Nearly all eukaryotic organisms undergo cellular respiration, a process in which glucose is converted into usable energy. Plants typically undergo a type of respiration called aerobic respiration, in which glucose must be broken down in the presence of oxygen. The result is the production of energy in the form of ATP and the release of carbon dioxide and water.

Plants can obtain oxygen for aerobic respiration through a variety of methods. You likely already know that plants synthesize their own food through photosynthesis, which converts carbon dioxide and water into glucose and oxygen in the presence of sunlight. Photosynthesis and respiration go hand in hand, with the products of both processes providing the reactants of the other. So the oxygen produced during photosynthesis is used as a reactant in aerobic respiration. This is the method described in answer choice (C). And since the question asks us to find the option that is not a method plants use to obtain oxygen, we can go ahead and rule it out.

Plant roots, stems, and leaves all respire and have their own specialized structures for obtaining the needed reactants. The surface of leaves have tiny pores called stomata, or stoma in the singular. Depending on the plant’s need to exchange gases with the atmosphere, stomata can be opened or closed by its guard cells. For example, if a plant requires oxygen beyond what is produced during photosynthesis, oxygen can move through open stomata into the leaves.
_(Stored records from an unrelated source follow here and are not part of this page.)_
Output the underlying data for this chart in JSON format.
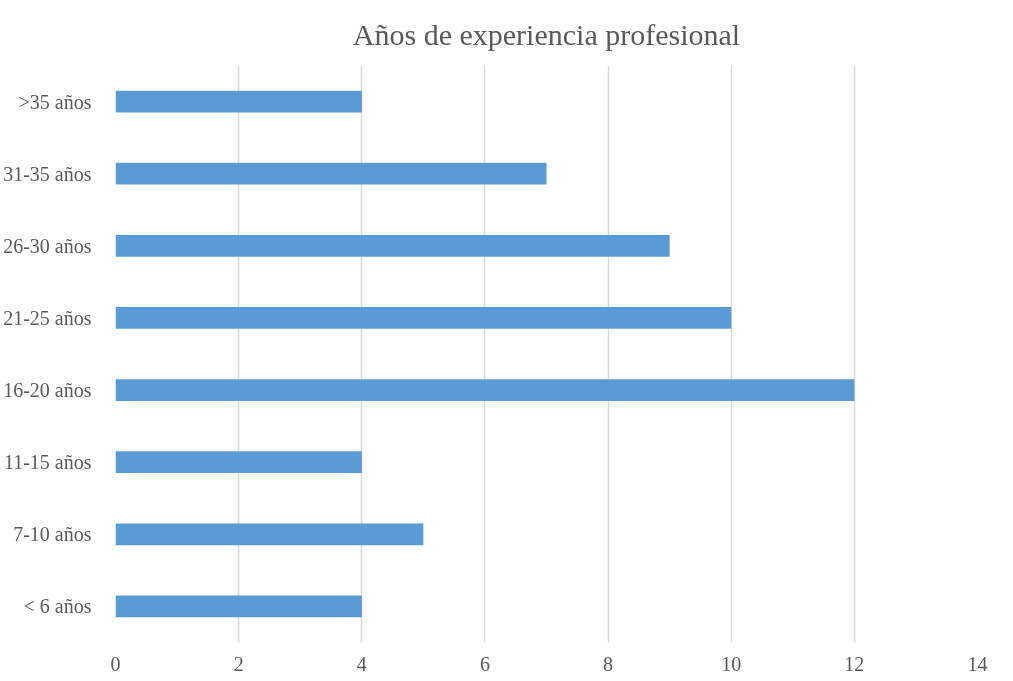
{
  "chart_data": {
    "type": "bar",
    "orientation": "horizontal",
    "title": "Años de experiencia profesional",
    "categories": [
      ">35 años",
      "31-35 años",
      "26-30 años",
      "21-25 años",
      "16-20 años",
      "11-15 años",
      "7-10 años",
      "< 6 años"
    ],
    "values": [
      4,
      7,
      9,
      10,
      12,
      4,
      5,
      4
    ],
    "color": "#5b9bd5",
    "xlim": [
      0,
      14
    ],
    "xticks": [
      0,
      2,
      4,
      6,
      8,
      10,
      12,
      14
    ],
    "grid": "x"
  }
}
This is the method given in answer choice (A), so we can eliminate it.

Plant roots have fine, hairlike structures called root hairs. They extend into the air spaces of soil to maximize the surface area through which roots can absorb water. As described in answer (D), this water can contain dissolved minerals and gases, including oxygen. So we can rule out this option as well.

We’ve seen that plants can obtain oxygen through photosynthesis, stomata, and root hairs. But unlike animals, plants do not have a specialized respiratory organ system for gas exchange. This means they do not have open airways, such as trachea and bronchial tubes. Therefore, the correct answer is (B). Plants do not use open airways in the leaf to breathe in oxygen.